Parents on dairy farms don’t have children, she says, “instead, in our case, they had six little human resources”.

But Mum and Dad got the last laugh — Monica might not be milking cows right now, but she is up much earlier than her brothers, who still run the family farms, milking close to 800 cows.

“Clearly as a family we had the cultural connection to our family back in Italy, but I don’t think Dad saw the commercial opportunity to do things on-farm back then,” Monica said.

“He was pretty flat out with the milking and getting each day’s production off to the dairy, but for all my plans to get off the farm, I find I am now being drawn back.

“The next thing I have on my schedule, as we move forward, is bottling our own milk, an un-homogenised single-origin product, and I have been speaking to my brothers about it just recently.”

Moving forward is certainly the catchphrase at Team Lard Ass — they might have started small, with just the one 800-litre churn, but they are now adding a 2000-litre one as well.

They are already producing as much as 1.5 tonnes of butter a week, every week, and it’s nowhere near enough (which is why Monica has also signed on to add the factory door to her existing Ocean Grove address).

Online, through stockists, a raft of farmers’ markets and now the A-list scene — as fast as Monica and her team (which includes husband Mike, who says he doesn’t get enough credit for all his work behind the scenes) can churn, knead and wrap the 225g, 500g and 2kg blocks of butter — it flies out the door.

And Mike aside, Monica’s whole team is an all-girl outfit she describes as “pretty awesome chicks”.

“What we really enjoy is about 75 per cent of our customers are repeat buyers and it is their marvellous support which has been a cornerstone of the business,” Monica added.

She almost forgets to mention that on top of her award-winning butter, and her plans to go down the single-origin milk path, she actually has another product on the market.


More formally, Goodness Ghee.

“There’s still a lot we can do with cream, but in this case we have opted for what is basically a clarified butter, from which we have removed all the milk solids and lactose, which creates a shelf-stable product, good for at least 12 months and it doesn’t need refrigeration,” Monica explained.

“It has a certain nuttiness in flavour, and is very popular throughout Asian cuisines. In India it is used, for example, in so many dishes and is in big demand.”

Which explains why, as with the butter, the Goodness Ghee is also flying out the door and Monica can’t make enough of it.

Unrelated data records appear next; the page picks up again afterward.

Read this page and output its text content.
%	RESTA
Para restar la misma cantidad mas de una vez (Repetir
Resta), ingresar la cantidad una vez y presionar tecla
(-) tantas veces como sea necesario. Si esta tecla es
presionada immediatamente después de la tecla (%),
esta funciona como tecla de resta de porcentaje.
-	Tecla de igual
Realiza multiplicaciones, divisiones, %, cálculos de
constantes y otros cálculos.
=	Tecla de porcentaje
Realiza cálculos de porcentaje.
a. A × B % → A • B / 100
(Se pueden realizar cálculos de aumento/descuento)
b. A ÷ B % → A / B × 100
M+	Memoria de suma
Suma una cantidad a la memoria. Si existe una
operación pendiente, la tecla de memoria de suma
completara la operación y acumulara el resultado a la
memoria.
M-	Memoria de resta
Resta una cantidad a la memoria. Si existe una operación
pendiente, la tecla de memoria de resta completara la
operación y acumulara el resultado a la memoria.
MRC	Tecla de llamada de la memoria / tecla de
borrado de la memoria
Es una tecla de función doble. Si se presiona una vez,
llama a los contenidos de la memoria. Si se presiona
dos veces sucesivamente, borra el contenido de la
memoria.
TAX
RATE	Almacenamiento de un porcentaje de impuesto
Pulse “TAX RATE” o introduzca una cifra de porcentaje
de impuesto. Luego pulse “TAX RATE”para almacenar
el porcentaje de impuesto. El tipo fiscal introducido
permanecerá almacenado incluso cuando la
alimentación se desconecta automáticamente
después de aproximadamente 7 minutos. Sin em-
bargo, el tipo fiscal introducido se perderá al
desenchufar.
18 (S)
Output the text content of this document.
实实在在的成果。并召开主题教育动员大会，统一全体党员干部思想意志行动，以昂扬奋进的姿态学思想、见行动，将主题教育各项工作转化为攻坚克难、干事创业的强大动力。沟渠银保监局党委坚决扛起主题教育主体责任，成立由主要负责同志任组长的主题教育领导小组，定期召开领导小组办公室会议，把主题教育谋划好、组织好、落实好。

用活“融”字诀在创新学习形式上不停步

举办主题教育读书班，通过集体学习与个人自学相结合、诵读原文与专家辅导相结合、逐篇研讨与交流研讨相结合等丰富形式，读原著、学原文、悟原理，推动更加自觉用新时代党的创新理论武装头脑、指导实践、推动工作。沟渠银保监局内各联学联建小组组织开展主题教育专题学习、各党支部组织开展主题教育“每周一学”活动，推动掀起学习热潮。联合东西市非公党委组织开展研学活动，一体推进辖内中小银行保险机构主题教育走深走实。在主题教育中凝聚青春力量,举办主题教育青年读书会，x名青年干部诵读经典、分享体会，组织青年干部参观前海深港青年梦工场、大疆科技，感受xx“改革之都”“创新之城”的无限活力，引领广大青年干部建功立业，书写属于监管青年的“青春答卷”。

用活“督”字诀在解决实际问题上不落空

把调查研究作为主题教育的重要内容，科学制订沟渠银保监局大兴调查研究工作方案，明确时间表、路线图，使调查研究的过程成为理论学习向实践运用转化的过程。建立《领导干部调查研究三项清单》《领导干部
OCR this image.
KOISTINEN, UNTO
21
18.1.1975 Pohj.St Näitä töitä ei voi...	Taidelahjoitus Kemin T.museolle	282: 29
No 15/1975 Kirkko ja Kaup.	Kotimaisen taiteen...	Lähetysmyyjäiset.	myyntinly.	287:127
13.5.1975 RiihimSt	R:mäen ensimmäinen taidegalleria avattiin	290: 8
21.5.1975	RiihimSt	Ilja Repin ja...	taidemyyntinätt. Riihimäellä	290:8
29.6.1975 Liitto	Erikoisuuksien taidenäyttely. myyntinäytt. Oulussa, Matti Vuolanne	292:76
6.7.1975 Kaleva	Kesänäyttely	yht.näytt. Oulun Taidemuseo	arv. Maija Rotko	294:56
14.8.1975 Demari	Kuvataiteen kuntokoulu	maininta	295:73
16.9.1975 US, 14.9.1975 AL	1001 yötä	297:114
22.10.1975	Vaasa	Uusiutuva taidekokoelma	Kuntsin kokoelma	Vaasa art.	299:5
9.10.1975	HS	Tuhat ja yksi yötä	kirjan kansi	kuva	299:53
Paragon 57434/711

Mind you, if Lard Ass doesn’t go the distance, Monica does have a Plan B up her sleeve.

University gave her a degree in PR/marketing.

Her interest in cultured butter took her to a cheesemaking course in France, where she visited that country’s Bordier Creameries to get a better idea of the rich, creamy style of butter that’s under-represented in Australia.

From there she did the cheesemaking course, to get a better grasp on using cultures, before switching continents and joining an official ‘full butter-making apprenticeship’ at the University of Wisconsin, before trialling different cultures and creams on her own to nail the perfect flavour.

“You can’t make butter in Wisconsin unless you have this apprentice qualification, this ticket,” Monica said.

“So if, for any reason, we end up not making butter in Victoria, we can also do it with fellow graduates in Wisconsin.”